Queensland Coronial Legal Service funding to support grieving families


Queensland Coronial Legal Service (QCLS) has received a five-year funding boost to increase its capacity to assist Queensland families involved in any aspect of the coronial process.

QCLS was established to assist bereaved families who have questions about the circumstances of the death of their loved one and may be dealing with the shock, grief and loss they are experiencing and may feel unable to participate in the coronial process which they find overwhelming and alienating.

The service is delivered via a partnership between Caxton Legal Centre and Townsville Community Law.

The funding increase was announced by Queensland Attorney-General Yvette D’Ath as part of a package securing funds for the State’s community-based legal assistance services.

QCLS provides representation for family members throughout the coronial process including to obtain information from the Coroner’s Court, provide information and details of the family’s concerns to the Coroner and also appearing in some inquests.

It also assists families to connect with social work, counselling and other support services.


Queensland’s State Coroner Terry Ryan welcomed the Queensland Government’s decision to fund legal assistance for coronial matters for a further five years.

“The Queensland Audit Office’s 2018 report Delivering Coronial Services highlighted the need to enhance the support that families and witnesses receive in the coronial system,” Mr Ryan said.

“Coroners have been concerned that participants in the coronial process (particularly families) have difficulty navigating the system without support and their interests have not been adequately represented in comparison with other parties.

“The Court looks forward to working with the Queensland Coronial Legal Service in supporting the interests of families and other participants over the next five years.”

Brisbane woman Samantha Wood and her family were represented by QCLS following the death of her father-in-law Stephen Viner in a workplace accident.

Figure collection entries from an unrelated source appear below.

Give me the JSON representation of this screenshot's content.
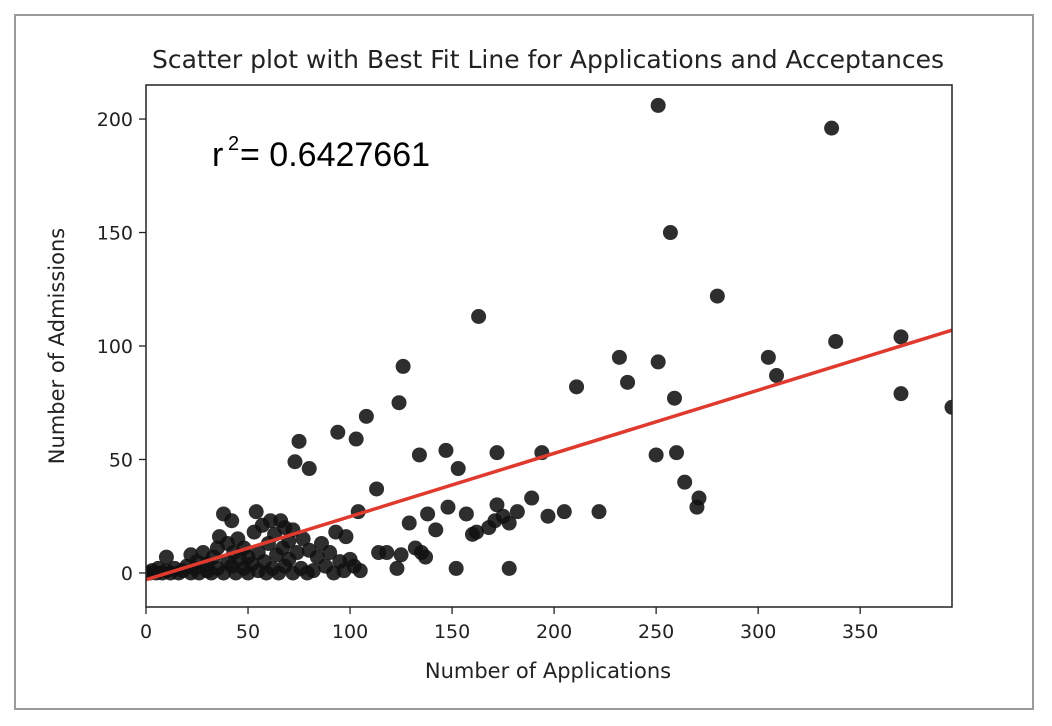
{
  "chart_data": {
    "type": "scatter",
    "title": "Scatter plot with Best Fit Line for Applications and Acceptances",
    "xlabel": "Number of Applications",
    "ylabel": "Number of Admissions",
    "xlim": [
      0,
      395
    ],
    "ylim": [
      -15,
      215
    ],
    "xticks": [
      "0",
      "50",
      "100",
      "150",
      "200",
      "250",
      "300",
      "350"
    ],
    "xtick_values": [
      0,
      50,
      100,
      150,
      200,
      250,
      300,
      350
    ],
    "yticks": [
      "0",
      "50",
      "100",
      "150",
      "200"
    ],
    "ytick_values": [
      0,
      50,
      100,
      150,
      200
    ],
    "annotation": {
      "base": "r",
      "superscript": "2",
      "text": "= 0.6427661"
    },
    "grid": false,
    "point_color": "#111111",
    "fit_color": "#e03a2f",
    "fit_line": {
      "x": [
        0,
        395
      ],
      "y": [
        -3,
        107
      ]
    },
    "points": [
      {
        "x": 1,
        "y": 0
      },
      {
        "x": 2,
        "y": 0
      },
      {
        "x": 3,
        "y": 1
      },
      {
        "x": 5,
        "y": 0
      },
      {
        "x": 6,
        "y": 2
      },
      {
        "x": 8,
        "y": 0
      },
      {
        "x": 10,
        "y": 1
      },
      {
        "x": 10,
        "y": 7
      },
      {
        "x": 12,
        "y": 0
      },
      {
        "x": 14,
        "y": 2
      },
      {
        "x": 16,
        "y": 0
      },
      {
        "x": 18,
        "y": 1
      },
      {
        "x": 20,
        "y": 3
      },
      {
        "x": 22,
        "y": 0
      },
      {
        "x": 22,
        "y": 8
      },
      {
        "x": 24,
        "y": 2
      },
      {
        "x": 25,
        "y": 5
      },
      {
        "x": 26,
        "y": 0
      },
      {
        "x": 28,
        "y": 9
      },
      {
        "x": 30,
        "y": 1
      },
      {
        "x": 30,
        "y": 4
      },
      {
        "x": 32,
        "y": 0
      },
      {
        "x": 33,
        "y": 7
      },
      {
        "x": 35,
        "y": 2
      },
      {
        "x": 35,
        "y": 11
      },
      {
        "x": 36,
        "y": 16
      },
      {
        "x": 38,
        "y": 0
      },
      {
        "x": 38,
        "y": 26
      },
      {
        "x": 40,
        "y": 5
      },
      {
        "x": 40,
        "y": 13
      },
      {
        "x": 42,
        "y": 3
      },
      {
        "x": 42,
        "y": 23
      },
      {
        "x": 43,
        "y": 9
      },
      {
        "x": 44,
        "y": 0
      },
      {
        "x": 45,
        "y": 15
      },
      {
        "x": 46,
        "y": 6
      },
      {
        "x": 48,
        "y": 2
      },
      {
        "x": 48,
        "y": 11
      },
      {
        "x": 50,
        "y": 0
      },
      {
        "x": 50,
        "y": 7
      },
      {
        "x": 52,
        "y": 4
      },
      {
        "x": 53,
        "y": 18
      },
      {
        "x": 54,
        "y": 27
      },
      {
        "x": 55,
        "y": 1
      },
      {
        "x": 55,
        "y": 9
      },
      {
        "x": 57,
        "y": 21
      },
      {
        "x": 58,
        "y": 5
      },
      {
        "x": 59,
        "y": 0
      },
      {
        "x": 60,
        "y": 13
      },
      {
        "x": 61,
        "y": 23
      },
      {
        "x": 62,
        "y": 2
      },
      {
        "x": 63,
        "y": 17
      },
      {
        "x": 64,
        "y": 8
      },
      {
        "x": 65,
        "y": 0
      },
      {
        "x": 66,
        "y": 23
      },
      {
        "x": 67,
        "y": 11
      },
      {
        "x": 68,
        "y": 3
      },
      {
        "x": 68,
        "y": 20
      },
      {
        "x": 70,
        "y": 6
      },
      {
        "x": 70,
        "y": 14
      },
      {
        "x": 72,
        "y": 0
      },
      {
        "x": 72,
        "y": 19
      },
      {
        "x": 73,
        "y": 49
      },
      {
        "x": 74,
        "y": 9
      },
      {
        "x": 75,
        "y": 58
      },
      {
        "x": 76,
        "y": 2
      },
      {
        "x": 77,
        "y": 15
      },
      {
        "x": 79,
        "y": 0
      },
      {
        "x": 80,
        "y": 46
      },
      {
        "x": 80,
        "y": 10
      },
      {
        "x": 82,
        "y": 1
      },
      {
        "x": 84,
        "y": 7
      },
      {
        "x": 86,
        "y": 13
      },
      {
        "x": 88,
        "y": 3
      },
      {
        "x": 90,
        "y": 9
      },
      {
        "x": 92,
        "y": 0
      },
      {
        "x": 93,
        "y": 18
      },
      {
        "x": 94,
        "y": 62
      },
      {
        "x": 95,
        "y": 5
      },
      {
        "x": 97,
        "y": 1
      },
      {
        "x": 98,
        "y": 16
      },
      {
        "x": 100,
        "y": 6
      },
      {
        "x": 102,
        "y": 3
      },
      {
        "x": 103,
        "y": 59
      },
      {
        "x": 104,
        "y": 27
      },
      {
        "x": 105,
        "y": 1
      },
      {
        "x": 108,
        "y": 69
      },
      {
        "x": 113,
        "y": 37
      },
      {
        "x": 114,
        "y": 9
      },
      {
        "x": 118,
        "y": 9
      },
      {
        "x": 123,
        "y": 2
      },
      {
        "x": 124,
        "y": 75
      },
      {
        "x": 125,
        "y": 8
      },
      {
        "x": 126,
        "y": 91
      },
      {
        "x": 129,
        "y": 22
      },
      {
        "x": 132,
        "y": 11
      },
      {
        "x": 134,
        "y": 52
      },
      {
        "x": 135,
        "y": 9
      },
      {
        "x": 137,
        "y": 7
      },
      {
        "x": 138,
        "y": 26
      },
      {
        "x": 142,
        "y": 19
      },
      {
        "x": 147,
        "y": 54
      },
      {
        "x": 148,
        "y": 29
      },
      {
        "x": 152,
        "y": 2
      },
      {
        "x": 153,
        "y": 46
      },
      {
        "x": 157,
        "y": 26
      },
      {
        "x": 160,
        "y": 17
      },
      {
        "x": 162,
        "y": 18
      },
      {
        "x": 163,
        "y": 113
      },
      {
        "x": 168,
        "y": 20
      },
      {
        "x": 171,
        "y": 23
      },
      {
        "x": 172,
        "y": 53
      },
      {
        "x": 172,
        "y": 30
      },
      {
        "x": 175,
        "y": 25
      },
      {
        "x": 178,
        "y": 22
      },
      {
        "x": 178,
        "y": 2
      },
      {
        "x": 182,
        "y": 27
      },
      {
        "x": 189,
        "y": 33
      },
      {
        "x": 194,
        "y": 53
      },
      {
        "x": 197,
        "y": 25
      },
      {
        "x": 205,
        "y": 27
      },
      {
        "x": 211,
        "y": 82
      },
      {
        "x": 222,
        "y": 27
      },
      {
        "x": 232,
        "y": 95
      },
      {
        "x": 236,
        "y": 84
      },
      {
        "x": 250,
        "y": 52
      },
      {
        "x": 251,
        "y": 93
      },
      {
        "x": 251,
        "y": 206
      },
      {
        "x": 257,
        "y": 150
      },
      {
        "x": 259,
        "y": 77
      },
      {
        "x": 260,
        "y": 53
      },
      {
        "x": 264,
        "y": 40
      },
      {
        "x": 270,
        "y": 29
      },
      {
        "x": 271,
        "y": 33
      },
      {
        "x": 280,
        "y": 122
      },
      {
        "x": 305,
        "y": 95
      },
      {
        "x": 309,
        "y": 87
      },
      {
        "x": 336,
        "y": 196
      },
      {
        "x": 338,
        "y": 102
      },
      {
        "x": 370,
        "y": 104
      },
      {
        "x": 370,
        "y": 79
      },
      {
        "x": 395,
        "y": 73
      }
    ]
  }
}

“We felt as if our world had crumbled at our feet after the death, and the QCLS was always there to answer any question or concern,” Ms Wood said.


“The service’s assistance made our experience with the coronial inquest that bit more bearable while we were trying to pick up the pieces left behind.”

Caxton Legal Centre Coronial and Custodial Justice Practice Director Klaire Coles said the funding would expand the work of QCLS to support more families who face the difficult and traumatic task of working through the circumstances which have resulted in the death of a loved one.

“Research suggests that coronial processes can cause further trauma to family members already suffering significant grief,’’ Ms Coles said.

“A recent independent evaluation of our service found that QCLS was an important support to families in the coronial jurisdiction and that its compassionate approach is key to its effectiveness.”

Townsville Community Law Principal Solicitor Bill Mitchell said: “It is essential that families have an informed voice in coronial processes so that they are on an equal footing to other parties to the proceedings.”